Sensing an early battle in what would later be called the culture wars, the media had predicted that a “cat fight” would break out between the representatives to the National Women’s Conference and the fifteen thousand right-wing women who had announced a rival gathering across town. As the conference drew nearer, suspense began to build. Would feminists and right-wing women really end up fighting in the streets? Although the followers of Phyllis Schlafly, the leader of Stop ERA, encamped across town and denounced the IWY conference and the ERA as “sick,” “immoral,” “ungodly,” “unpatriotic,” and “antifamily,” no fight ever materialized.
Few right-wing women (with the exception of the Utah delegation) had been elected to the National Conference. But that didn’t mean that no conflicts erupted at the conference. Still, what impressed most participants was how well these delegates managed to forge “The National Plan of Action,” the document that addressed the overlapping yet different needs of such diverse women. This twenty-six-plank agenda affirmed support for the ERA, and addressed the needs of battered, disabled, minority, rural, poor, young, and older women. Women of color mostly felt relieved by their unusually strong representation, but also realized that their marginalization in the women’s movement had not ended.53
But it was the plank that affirmed lesbian rights that created the greatest drama. To everyone’s surprise, Betty Friedan unexpectedly lent her support to the resolution to eliminate discrimination based on sexual orientation a
nd preference. When the plank passed, lesbian activists shouted, “Thank you, sisters,” and released hundreds of pink and yellow balloons into the air. On the balloons were printed the words, “We Are Everywhere.” As ecstatic supporters snake-danced across the front of the arena, delegates from Mississippi turned their backs, bent their heads in prayer, and hoisted signs that begged, “Keep them in the closet.”54
Soon after the conference, President Carter sent legislative recommendations to Congress and issued an executive order to establish a standing National Advisory Committee for women. But the recommendations were never implemented. By then, the New Right had created cultural and political gridlock. With the election of Ronald Reagan in 1980, memories of Houston would quickly come to seem like a dream from a distant past.
Chapter Nine
SISTERHOOD TO SUPERWOMAN
“There are no individual solutions,” feminists had chanted in the late sixties. Steeped in the rhetoric and worldview of liberals and the Left, members of the movement sang the praises of a mythical, deeply desired sisterhood. If feminism were to succeed as a radical vision, the movement had to advance the interests of all women: “None of us are free until we are all free.”
Yet, by 1980, most Americans imagined a feminist as a Superwoman, hair flying as she rushed around, an attaché case in one arm, a baby in the other.
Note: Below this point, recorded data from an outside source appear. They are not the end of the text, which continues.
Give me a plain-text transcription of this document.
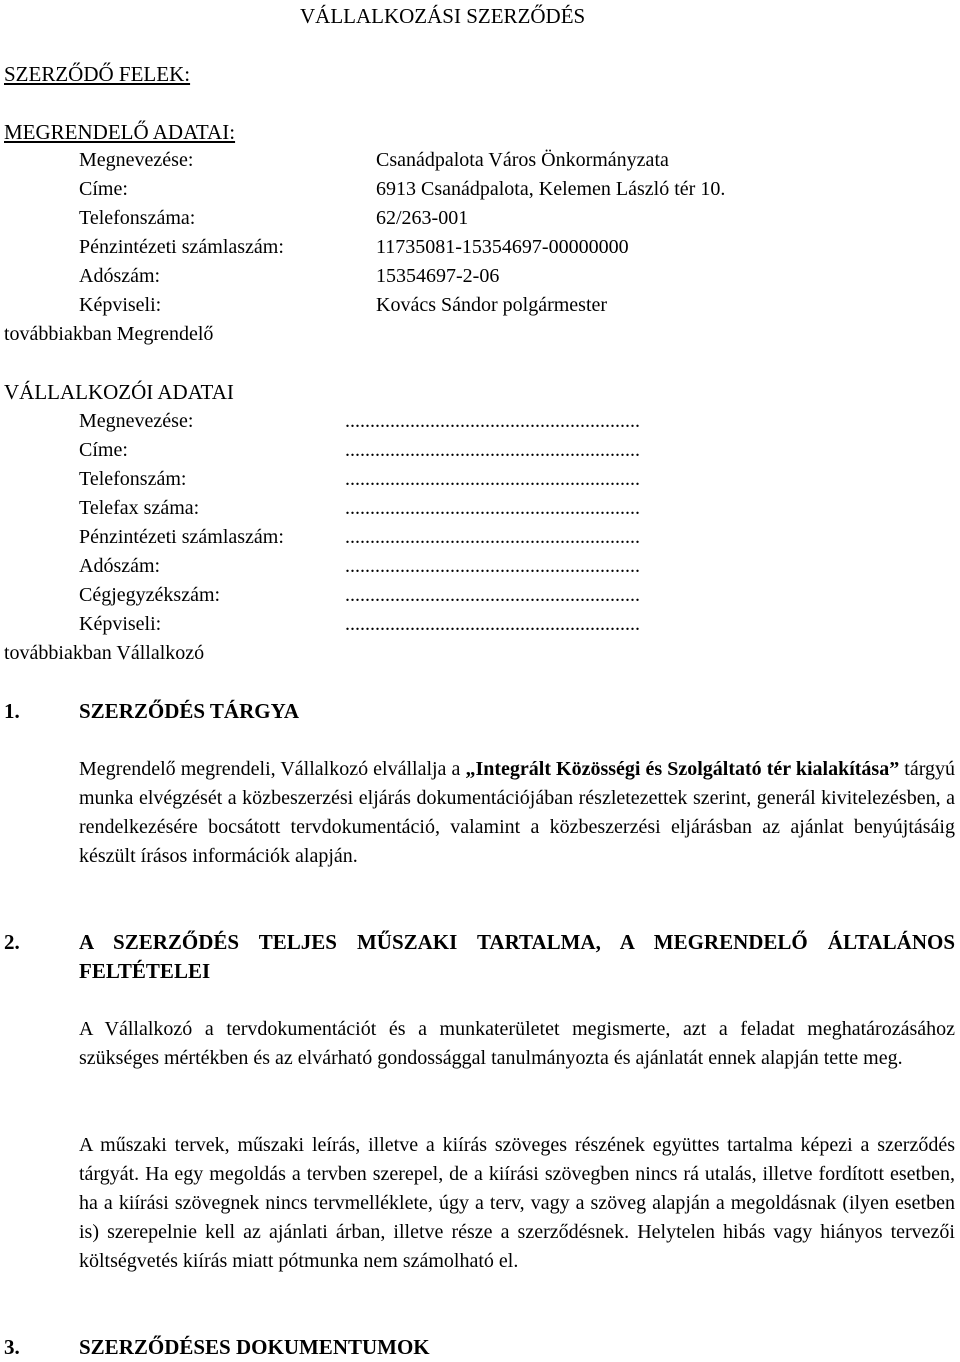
VÁLLALKOZÁSI SZERZŐDÉS
SZERZŐDŐ FELEK:
MEGRENDELŐ ADATAI:
Megnevezése:	Csanádpalota Város Önkormányzata
Címe:	6913 Csanádpalota, Kelemen László tér 10.
Telefonszáma:	62/263-001
Pénzintézeti számlaszám:	11735081-15354697-00000000
Adószám:	15354697-2-06
Képviseli:	Kovács Sándor polgármester
továbbiakban Megrendelő
VÁLLALKOZÓI ADATAI
Megnevezése:	...........................................................
Címe:	...........................................................
Telefonszám:	...........................................................
Telefax száma:	...........................................................
Pénzintézeti számlaszám:	...........................................................
Adószám:	...........................................................
Cégjegyzékszám:	...........................................................
Képviseli:	...........................................................
továbbiakban Vállalkozó
1.	SZERZŐDÉS TÁRGYA
Megrendelő megrendeli, Vállalkozó elvállalja a „Integrált Közösségi és Szolgáltató tér kialakítása” tárgyú munka elvégzését a közbeszerzési eljárás dokumentációjában részletezettek szerint, generál kivitelezésben, a rendelkezésére bocsátott tervdokumentáció, valamint a közbeszerzési eljárásban az ajánlat benyújtásáig készült írásos információk alapján.
2.	A SZERZŐDÉS TELJES MŰSZAKI TARTALMA, A MEGRENDELŐ ÁLTALÁNOS FELTÉTELEI
A Vállalkozó a tervdokumentációt és a munkaterületet megismerte, azt a feladat meghatározásához szükséges mértékben és az elvárható gondossággal tanulmányozta és ajánlatát ennek alapján tette meg.
A műszaki tervek, műszaki leírás, illetve a kiírás szöveges részének együttes tartalma képezi a szerződés tárgyát. Ha egy megoldás a tervben szerepel, de a kiírási szövegben nincs rá utalás, illetve fordított esetben, ha a kiírási szövegnek nincs tervmelléklete, úgy a terv, vagy a szöveg alapján a megoldásnak (ilyen esetben is) szerepelnie kell az ajánlati árban, illetve része a szerződésnek. Helytelen hibás vagy hiányos tervezői költségvetés kiírás miatt pótmunka nem számolható el.
3.	SZERZŐDÉSES DOKUMENTUMOK
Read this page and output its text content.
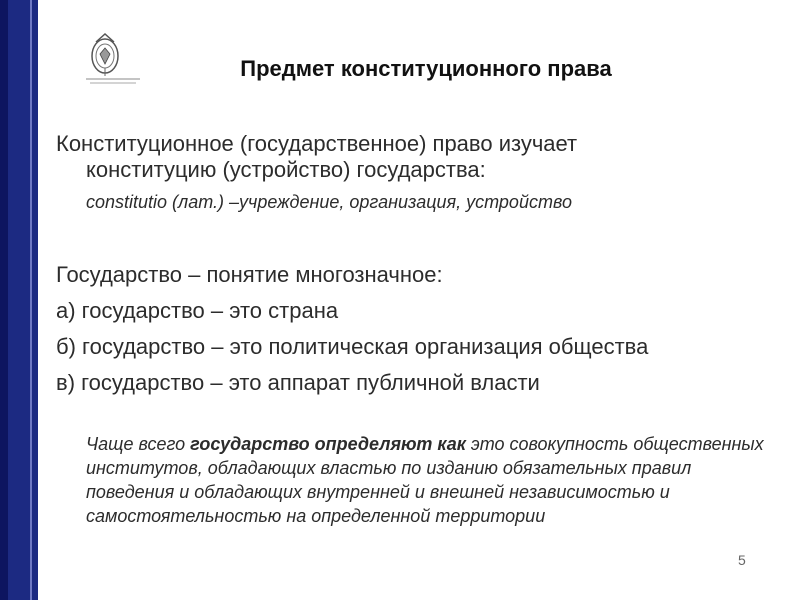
Предмет конституционного права
Конституционное (государственное) право изучает
конституцию (устройство) государства:
constitutio (лат.) –учреждение, организация, устройство
Государство – понятие многозначное:
а) государство – это страна
б) государство – это политическая организация общества
в) государство – это аппарат публичной власти
Чаще всего государство определяют как это совокупность общественных институтов, обладающих властью по изданию обязательных правил поведения и обладающих внутренней и внешней независимостью и самостоятельностью на определенной территории
5
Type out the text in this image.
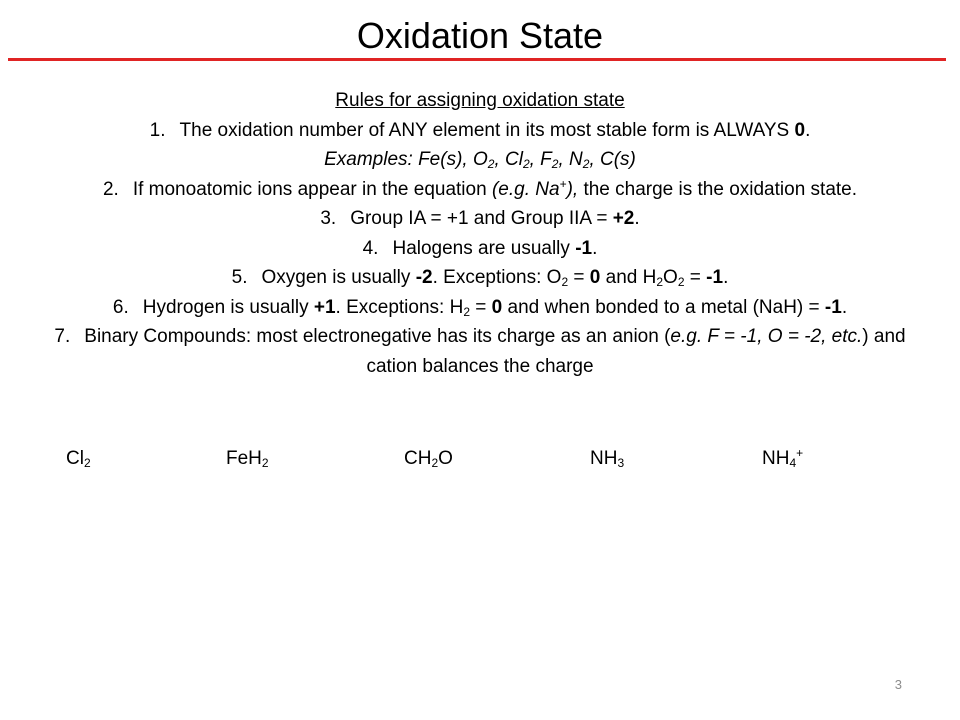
Oxidation State

Rules for assigning oxidation state

1. The oxidation number of ANY element in its most stable form is ALWAYS 0.

Examples: Fe(s), $O_2$, $Cl_2$, $F_2$, $N_2$, C(s)

2. If monoatomic ions appear in the equation (e.g. Na+), the charge is the oxidation state.

3. Group IA = +1 and Group IIA = +2.

4. Halogens are usually -1.

5. Oxygen is usually -2. Exceptions: $O_2 = 0$ and $H_2O_2 = -1$.

6. Hydrogen is usually +1. Exceptions: $H_2 = 0$ and when bonded to a metal (NaH) = -1.

7. Binary Compounds: most electronegative has its charge as an anion (e.g. F = -1, O = -2, etc.) and cation balances the charge

$Cl_2$	FeH$_2$	$CH_2O$	$NH_3$	$NH_4^+$
3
In the words of a popular song recycled into a perfume advertisement, she could “bring home the bacon, fry it up in the pan, and never, ever let you forget you’re a man.” The Superwoman could “have it all,” but only if she “did it all.”1 How did this change come about in just a decade?
Despite the widespread media coverage of the National Women’s Conference, most Americans were neither activists nor protesters and had little personal acquaintance with rank-and-file feminists. Newspapers and television mainly reported on stars or on the bizarre, and so the public image of the women’s movement invariably came from the way in which popular and political culture translated it to its American audience.